To me, Iraq is not a war - it is a battlefront in a larger war: The War of Facism-with-an-Islamic-face against Liberal Democracy. It is indeed a world war, which started with the Iranian Revolution and finally caught our attention with the 9/11 attacks.
It is true that the US chose to initiate Iraq as a battlefront, and also true that it was a bad idea to do so (as we can all see in retrospect). But even if we pull out of Iraq, the war will go on against us.
We keep thinking of war in terms of our own culture - jump into a war, fight it full time, get it over with and then get back to normal. Our way of war decends from ancient Greece, in which the soldier-citizens were farmers, and had to get the war over with in time to get back to their fields to avoid starvation.
The horse-riding nomads of the Eurasian steppe thought of war differently. For them, war was something you did part time. You could spend part of any day fighting, and the rest of the time you grazed your horses.

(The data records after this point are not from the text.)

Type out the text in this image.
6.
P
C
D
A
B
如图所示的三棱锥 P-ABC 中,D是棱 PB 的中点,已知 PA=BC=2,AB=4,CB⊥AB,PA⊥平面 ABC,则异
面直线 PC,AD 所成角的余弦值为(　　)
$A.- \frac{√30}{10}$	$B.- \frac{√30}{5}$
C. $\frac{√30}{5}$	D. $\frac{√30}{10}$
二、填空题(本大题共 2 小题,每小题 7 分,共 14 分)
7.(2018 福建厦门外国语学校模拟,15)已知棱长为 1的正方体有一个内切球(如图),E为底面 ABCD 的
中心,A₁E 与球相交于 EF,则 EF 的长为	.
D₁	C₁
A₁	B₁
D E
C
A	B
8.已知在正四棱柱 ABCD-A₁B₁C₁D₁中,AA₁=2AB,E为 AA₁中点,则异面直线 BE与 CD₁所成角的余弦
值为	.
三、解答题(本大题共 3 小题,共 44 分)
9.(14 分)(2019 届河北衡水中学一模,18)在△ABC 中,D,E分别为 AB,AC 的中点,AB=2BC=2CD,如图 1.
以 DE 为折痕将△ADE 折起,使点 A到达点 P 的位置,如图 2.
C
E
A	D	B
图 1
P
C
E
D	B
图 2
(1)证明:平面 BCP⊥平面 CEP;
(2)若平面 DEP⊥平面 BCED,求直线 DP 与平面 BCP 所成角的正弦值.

There was no "getting it over with," because if there was no more war, then there was no more honor to be won. The Islamofacist style of war descends from that of the horse peoples of the steppe - you work at your job, spend time with your family, and help place a bomb when you have a spare evening.
In other words, there is no Greco-Western ending to this conflict. This is just a phase of Globalization. The Islamofacists fear that their women will become liberated by the influx of Western values, and are fighting it with everything they've got. Ergo, the war will be over when women everywhere actually become liberated. There will be no surrender, just nothing to fight over anymore.
Women are the key to victory. Weapons can at best perform holding actions.
I think we all need to take a more global and more long term perspective, before precipitously acting - either to fight more or to fight less. We need to choose our battles more carefully, and fight them less intensively - with more emphasis on social relations than on firefights.
On the day of the 9/11 attacks, one of my neighbors and I put up the Stars and Stripes in front of our houses, and agreed to keep displaying it until the war was over. I guess I'll be keeping it there for a while yet.